The importance of early mucosal healing has recently attracted a lot of attention because of the associated sustained clinical remission and reduced operation rate in active UC [20,21,21]. The rates of mucosal healing in the short-term have been reported to be 43.1–60.7% in randomized control trials (RCTs) using anti-TNFα biologics against moderate-to-severe UC [1,2,2, 22,23,24]. A high dose of AM was shown to achieve comparable rates of mucosal healing, namely 50% (three of six patients who received a 2 weeks administration of AM) in this trial (Fig. 1). Additionally, mucosal healing in previous studies was defined as an MES of 0–1 [1,2,2, 22,23,24], but all successfully treated patients receiving AM achieved an MES of 0 (see Supplementary Table 1). As AM is known to be an endogenous peptide, it would probably be safe for patients and could be added to the list of existing drugs, such as steroids, immunosuppressants, and biologics without fear for excessive immunosuppression. Indeed, we did not observe any occurrence of critical or unexpected AEs in this trial following administration of AM (Table 4). It is expected that AM could serve as an alternative agent for the induction of mucosal healing with minimum risk in patients with UC. In contrast, AM could not improve the disease state in the more severe patients with a high Mayo score of 11–12 (Fig. 1). Therefore, AM might not exhibit an immediate effect introduced by tacrolimus in the more severe or fulminant UC [25]. As AM is suggested to promote mucosal regeneration without strong immunosuppression, some hold time might be needed for mucosal healing.

It was previously reported that AM and its binding protein, complement factor H, downregulated the levels of inflammatory cytokines and attenuated tissue injury in gut ischemia and reperfusion injury [26, 27]. Additionally, AM and complement factor H have been shown to enhance the cleavage of C3b via factor I [28]. So, we speculated that administration of AM might affect the complement factors and contribute to tissue repairing in patients with UC. Unfortunately, we did not detect any significant changes in complement factors following administration of AM (Supplement Table 2).

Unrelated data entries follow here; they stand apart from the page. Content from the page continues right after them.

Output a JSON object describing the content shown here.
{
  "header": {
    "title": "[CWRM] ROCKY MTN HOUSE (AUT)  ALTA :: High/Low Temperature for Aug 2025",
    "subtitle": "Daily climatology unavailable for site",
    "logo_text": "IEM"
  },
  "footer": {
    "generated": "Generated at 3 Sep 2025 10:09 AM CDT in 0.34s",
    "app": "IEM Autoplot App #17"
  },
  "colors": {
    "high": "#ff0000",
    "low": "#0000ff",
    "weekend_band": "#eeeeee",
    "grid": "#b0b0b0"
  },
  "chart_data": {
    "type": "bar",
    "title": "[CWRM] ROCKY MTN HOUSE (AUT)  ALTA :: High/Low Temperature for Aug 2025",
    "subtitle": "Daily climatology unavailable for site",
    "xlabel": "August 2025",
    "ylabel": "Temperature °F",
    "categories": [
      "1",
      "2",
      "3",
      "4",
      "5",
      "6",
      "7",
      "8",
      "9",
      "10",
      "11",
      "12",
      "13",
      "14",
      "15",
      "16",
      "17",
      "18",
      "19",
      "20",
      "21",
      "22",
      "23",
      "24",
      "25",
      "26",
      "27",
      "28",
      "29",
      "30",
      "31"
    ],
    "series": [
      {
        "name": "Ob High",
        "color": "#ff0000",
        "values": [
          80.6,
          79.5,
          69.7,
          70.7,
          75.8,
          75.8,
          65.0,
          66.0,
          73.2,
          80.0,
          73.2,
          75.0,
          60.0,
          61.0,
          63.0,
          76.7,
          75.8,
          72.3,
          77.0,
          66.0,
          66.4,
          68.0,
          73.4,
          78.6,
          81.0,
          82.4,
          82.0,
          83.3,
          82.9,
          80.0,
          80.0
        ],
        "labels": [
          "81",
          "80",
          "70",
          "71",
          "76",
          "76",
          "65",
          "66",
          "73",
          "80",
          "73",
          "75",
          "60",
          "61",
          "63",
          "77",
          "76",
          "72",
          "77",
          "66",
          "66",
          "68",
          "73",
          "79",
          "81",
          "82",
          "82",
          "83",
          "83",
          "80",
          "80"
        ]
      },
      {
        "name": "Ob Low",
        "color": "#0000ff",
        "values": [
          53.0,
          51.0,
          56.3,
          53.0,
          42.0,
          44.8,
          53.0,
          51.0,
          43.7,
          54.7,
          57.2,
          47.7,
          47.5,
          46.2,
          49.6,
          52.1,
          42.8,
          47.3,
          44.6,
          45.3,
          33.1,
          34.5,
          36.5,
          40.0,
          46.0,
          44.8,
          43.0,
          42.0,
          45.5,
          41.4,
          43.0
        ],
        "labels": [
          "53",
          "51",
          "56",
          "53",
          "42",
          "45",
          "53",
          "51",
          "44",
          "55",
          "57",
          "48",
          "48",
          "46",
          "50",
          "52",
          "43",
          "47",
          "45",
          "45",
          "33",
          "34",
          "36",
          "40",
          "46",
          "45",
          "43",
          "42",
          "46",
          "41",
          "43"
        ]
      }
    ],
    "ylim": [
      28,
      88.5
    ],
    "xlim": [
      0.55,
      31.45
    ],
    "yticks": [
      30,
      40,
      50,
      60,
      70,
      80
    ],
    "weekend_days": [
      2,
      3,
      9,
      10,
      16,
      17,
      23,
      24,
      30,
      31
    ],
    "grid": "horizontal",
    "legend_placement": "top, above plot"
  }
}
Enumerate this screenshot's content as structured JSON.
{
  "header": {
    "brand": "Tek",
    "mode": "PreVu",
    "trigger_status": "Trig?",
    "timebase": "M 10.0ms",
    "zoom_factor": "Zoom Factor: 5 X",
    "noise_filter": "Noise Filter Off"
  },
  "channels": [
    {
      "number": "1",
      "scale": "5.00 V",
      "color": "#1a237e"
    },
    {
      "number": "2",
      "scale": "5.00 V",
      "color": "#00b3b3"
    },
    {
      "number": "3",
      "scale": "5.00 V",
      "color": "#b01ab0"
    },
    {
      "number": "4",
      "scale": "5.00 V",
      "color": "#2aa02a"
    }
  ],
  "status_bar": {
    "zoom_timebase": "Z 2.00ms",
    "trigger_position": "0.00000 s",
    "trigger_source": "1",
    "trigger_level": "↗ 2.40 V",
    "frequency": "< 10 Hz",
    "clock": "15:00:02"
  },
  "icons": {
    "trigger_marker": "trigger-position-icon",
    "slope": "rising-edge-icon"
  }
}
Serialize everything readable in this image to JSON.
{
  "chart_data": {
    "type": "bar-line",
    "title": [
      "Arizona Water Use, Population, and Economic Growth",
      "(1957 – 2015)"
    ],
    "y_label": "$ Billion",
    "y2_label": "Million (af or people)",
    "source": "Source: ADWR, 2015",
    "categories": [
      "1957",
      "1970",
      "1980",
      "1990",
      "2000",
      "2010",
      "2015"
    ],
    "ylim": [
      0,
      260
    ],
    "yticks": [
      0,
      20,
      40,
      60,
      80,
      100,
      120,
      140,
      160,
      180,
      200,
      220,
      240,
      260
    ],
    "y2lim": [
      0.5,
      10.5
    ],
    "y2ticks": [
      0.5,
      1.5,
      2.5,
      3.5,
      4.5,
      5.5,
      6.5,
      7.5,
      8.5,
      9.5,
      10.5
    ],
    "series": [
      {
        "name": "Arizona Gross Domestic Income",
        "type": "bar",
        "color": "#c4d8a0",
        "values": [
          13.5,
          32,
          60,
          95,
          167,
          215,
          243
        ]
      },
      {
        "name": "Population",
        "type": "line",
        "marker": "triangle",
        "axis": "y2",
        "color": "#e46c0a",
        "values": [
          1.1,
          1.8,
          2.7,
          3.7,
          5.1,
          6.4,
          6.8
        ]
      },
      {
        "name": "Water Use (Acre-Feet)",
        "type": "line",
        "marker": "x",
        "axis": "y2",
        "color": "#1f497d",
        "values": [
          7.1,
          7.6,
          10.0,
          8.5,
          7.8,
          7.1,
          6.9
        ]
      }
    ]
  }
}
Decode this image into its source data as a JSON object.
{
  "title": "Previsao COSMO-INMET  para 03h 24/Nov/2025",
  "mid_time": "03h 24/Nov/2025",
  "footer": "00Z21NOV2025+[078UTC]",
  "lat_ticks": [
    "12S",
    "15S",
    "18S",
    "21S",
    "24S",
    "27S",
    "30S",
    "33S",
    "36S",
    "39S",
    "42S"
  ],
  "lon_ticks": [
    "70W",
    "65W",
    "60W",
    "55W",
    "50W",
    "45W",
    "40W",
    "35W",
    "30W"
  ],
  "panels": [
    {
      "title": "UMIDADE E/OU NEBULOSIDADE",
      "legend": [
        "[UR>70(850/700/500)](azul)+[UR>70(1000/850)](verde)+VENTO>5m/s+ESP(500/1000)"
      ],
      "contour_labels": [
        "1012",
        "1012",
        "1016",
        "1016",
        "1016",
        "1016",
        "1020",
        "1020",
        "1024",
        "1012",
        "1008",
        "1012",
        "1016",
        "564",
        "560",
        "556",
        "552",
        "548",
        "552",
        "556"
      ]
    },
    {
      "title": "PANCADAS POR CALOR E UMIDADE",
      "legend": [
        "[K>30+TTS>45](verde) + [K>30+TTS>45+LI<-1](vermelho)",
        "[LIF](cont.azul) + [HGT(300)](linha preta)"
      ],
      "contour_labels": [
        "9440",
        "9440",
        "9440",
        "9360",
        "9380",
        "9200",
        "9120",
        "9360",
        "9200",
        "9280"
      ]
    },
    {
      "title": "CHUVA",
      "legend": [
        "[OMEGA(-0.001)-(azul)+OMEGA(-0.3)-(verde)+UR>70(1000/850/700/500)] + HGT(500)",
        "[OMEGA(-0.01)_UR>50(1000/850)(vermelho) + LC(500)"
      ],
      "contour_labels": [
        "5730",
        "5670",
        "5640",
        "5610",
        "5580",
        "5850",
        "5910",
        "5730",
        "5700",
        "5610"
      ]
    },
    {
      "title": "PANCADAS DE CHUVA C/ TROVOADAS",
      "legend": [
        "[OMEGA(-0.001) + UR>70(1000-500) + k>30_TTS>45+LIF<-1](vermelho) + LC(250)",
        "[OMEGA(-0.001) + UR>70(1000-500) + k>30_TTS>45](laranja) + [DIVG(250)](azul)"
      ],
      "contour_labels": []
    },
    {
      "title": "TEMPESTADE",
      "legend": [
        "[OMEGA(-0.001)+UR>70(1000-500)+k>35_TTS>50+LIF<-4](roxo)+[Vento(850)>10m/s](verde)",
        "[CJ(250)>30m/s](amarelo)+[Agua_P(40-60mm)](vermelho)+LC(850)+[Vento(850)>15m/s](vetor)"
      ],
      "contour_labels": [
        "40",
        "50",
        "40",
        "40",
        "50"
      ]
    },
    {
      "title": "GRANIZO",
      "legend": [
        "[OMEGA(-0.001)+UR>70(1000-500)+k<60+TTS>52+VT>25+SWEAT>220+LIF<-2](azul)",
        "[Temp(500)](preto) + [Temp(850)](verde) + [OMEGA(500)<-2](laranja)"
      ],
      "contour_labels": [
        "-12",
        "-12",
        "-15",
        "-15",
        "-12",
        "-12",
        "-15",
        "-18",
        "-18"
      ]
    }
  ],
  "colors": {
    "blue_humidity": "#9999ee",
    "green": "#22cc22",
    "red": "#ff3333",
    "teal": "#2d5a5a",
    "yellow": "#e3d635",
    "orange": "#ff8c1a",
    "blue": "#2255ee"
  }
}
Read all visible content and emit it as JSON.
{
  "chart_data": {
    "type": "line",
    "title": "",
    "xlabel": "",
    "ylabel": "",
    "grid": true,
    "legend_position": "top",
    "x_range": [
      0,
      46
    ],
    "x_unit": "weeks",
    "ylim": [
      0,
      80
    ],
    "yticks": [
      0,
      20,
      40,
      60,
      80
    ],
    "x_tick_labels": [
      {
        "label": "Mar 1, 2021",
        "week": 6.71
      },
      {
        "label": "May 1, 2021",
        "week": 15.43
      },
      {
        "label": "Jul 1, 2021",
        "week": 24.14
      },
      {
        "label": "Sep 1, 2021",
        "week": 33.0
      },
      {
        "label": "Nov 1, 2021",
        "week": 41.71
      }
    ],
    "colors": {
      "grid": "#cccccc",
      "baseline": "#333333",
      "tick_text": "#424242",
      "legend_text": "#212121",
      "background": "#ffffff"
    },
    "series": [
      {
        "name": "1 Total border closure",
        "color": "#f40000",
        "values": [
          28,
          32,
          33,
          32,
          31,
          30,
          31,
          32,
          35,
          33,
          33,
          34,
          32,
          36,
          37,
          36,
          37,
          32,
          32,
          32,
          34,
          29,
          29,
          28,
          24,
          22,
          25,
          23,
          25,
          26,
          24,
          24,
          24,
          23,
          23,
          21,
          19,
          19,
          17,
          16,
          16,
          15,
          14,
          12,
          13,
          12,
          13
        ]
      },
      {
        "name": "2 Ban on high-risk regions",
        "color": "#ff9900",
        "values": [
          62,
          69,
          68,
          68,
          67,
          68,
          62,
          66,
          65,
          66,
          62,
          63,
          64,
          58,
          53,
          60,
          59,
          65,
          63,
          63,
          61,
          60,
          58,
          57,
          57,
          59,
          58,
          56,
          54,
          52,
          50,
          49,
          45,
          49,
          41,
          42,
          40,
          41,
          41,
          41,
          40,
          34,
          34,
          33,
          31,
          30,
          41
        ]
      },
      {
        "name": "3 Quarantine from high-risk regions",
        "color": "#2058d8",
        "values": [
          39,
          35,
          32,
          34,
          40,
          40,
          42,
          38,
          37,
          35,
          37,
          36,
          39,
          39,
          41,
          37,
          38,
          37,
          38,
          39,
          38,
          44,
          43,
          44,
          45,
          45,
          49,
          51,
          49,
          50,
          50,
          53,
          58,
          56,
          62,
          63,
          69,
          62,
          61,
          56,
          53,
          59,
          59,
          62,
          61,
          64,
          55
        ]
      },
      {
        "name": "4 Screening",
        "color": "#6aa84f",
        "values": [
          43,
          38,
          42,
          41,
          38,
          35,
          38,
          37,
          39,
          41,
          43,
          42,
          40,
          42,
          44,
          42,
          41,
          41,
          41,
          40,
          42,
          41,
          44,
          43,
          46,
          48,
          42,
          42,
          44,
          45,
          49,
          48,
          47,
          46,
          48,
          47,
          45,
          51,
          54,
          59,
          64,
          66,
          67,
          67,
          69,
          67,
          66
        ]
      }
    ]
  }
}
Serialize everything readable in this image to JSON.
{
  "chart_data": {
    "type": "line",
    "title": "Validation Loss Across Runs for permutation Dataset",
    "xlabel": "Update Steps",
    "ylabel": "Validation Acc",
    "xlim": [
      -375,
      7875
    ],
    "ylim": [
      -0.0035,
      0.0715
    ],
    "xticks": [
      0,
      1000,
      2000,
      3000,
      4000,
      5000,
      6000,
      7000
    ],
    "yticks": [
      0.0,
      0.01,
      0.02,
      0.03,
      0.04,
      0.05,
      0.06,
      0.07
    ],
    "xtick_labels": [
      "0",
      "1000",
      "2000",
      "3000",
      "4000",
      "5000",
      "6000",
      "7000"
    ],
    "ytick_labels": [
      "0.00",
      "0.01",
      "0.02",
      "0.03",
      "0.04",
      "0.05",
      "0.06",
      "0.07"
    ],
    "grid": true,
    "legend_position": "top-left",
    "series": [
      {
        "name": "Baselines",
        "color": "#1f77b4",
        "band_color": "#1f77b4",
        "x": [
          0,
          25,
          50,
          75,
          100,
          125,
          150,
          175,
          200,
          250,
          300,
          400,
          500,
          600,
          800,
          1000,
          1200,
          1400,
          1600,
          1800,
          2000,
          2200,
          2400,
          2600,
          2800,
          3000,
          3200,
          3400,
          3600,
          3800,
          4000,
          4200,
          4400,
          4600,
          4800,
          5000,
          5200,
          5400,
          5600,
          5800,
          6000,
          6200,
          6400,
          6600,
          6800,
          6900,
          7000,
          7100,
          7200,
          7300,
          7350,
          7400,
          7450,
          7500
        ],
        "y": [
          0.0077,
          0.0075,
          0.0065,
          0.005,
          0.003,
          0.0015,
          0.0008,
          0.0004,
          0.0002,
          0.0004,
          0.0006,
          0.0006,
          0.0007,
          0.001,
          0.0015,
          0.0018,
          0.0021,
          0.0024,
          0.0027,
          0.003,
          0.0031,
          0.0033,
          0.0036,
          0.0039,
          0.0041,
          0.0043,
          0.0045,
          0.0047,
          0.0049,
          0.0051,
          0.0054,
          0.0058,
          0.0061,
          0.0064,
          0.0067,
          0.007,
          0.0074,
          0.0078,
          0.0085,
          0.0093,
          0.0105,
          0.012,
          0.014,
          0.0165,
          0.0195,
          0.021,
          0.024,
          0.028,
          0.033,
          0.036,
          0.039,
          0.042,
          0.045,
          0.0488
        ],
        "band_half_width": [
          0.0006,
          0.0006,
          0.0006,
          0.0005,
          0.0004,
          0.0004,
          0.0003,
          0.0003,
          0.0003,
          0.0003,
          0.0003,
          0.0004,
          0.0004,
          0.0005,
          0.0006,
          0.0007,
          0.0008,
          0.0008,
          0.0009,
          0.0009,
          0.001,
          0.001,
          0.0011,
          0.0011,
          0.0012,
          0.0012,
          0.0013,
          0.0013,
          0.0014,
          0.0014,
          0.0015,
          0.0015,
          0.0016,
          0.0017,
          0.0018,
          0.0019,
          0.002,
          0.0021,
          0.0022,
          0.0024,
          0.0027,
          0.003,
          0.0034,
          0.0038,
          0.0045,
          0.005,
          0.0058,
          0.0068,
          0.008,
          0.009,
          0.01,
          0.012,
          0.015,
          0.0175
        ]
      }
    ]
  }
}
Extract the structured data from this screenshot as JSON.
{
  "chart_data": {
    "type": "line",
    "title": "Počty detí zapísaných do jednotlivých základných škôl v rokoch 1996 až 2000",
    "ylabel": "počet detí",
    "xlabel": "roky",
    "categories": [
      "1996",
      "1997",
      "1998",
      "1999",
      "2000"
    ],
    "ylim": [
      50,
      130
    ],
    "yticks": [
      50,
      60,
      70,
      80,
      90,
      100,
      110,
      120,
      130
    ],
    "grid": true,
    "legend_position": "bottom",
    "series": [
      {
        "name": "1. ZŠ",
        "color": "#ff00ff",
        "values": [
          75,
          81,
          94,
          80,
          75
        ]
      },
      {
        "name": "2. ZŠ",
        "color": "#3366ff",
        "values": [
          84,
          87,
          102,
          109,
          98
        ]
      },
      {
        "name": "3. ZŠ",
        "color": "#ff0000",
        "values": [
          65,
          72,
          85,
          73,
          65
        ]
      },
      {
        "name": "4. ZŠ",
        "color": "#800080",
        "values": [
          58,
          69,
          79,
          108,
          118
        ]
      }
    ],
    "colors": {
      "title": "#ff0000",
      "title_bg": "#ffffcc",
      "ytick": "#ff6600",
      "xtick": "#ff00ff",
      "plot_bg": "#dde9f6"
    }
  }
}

We also did not observe any short-term changes in the complement factors during administration of AM (data not shown). It has been reported that AM might promote angiogenesis through circulating bone-marrow derived cells [29]. Unfortunately, we did not observe any significant changes in the absolute number of hematopoietic stem cells in the peripheral blood (Supplement Table 2).

This study had several limitations. First, the number of patients was small even though this was an early phase 2 trial. In addition, almost half of the patients dropped out after 2 weeks of treatment. This might have interfered with the detection of the true therapeutic effect of AM. Additionally, AM was not effective in the more severe cases of patients, and a dose–response relationship was not shown. Appropriate targeting of patients and a different dose setting will be needed in a following trial. Second, the endoscopic subscores were not subjected to central review, so interobserver variations might have been unavoidable. Fortunately, these variations might have been negligible for the complete remission at 8 weeks. Finally, the placebo effect associated with the 2 weeks bed rest might have masked the effects of AM at 2 weeks.

In conclusion, despite the limited number of patients in this double-blind randomized trial, we observed the successful complete remission at 8 weeks in patients with steroid-resistant UC receiving a high dose of AM. Hence, AM could serve as candidate potent therapeutic agent for complete remission in refractory UC.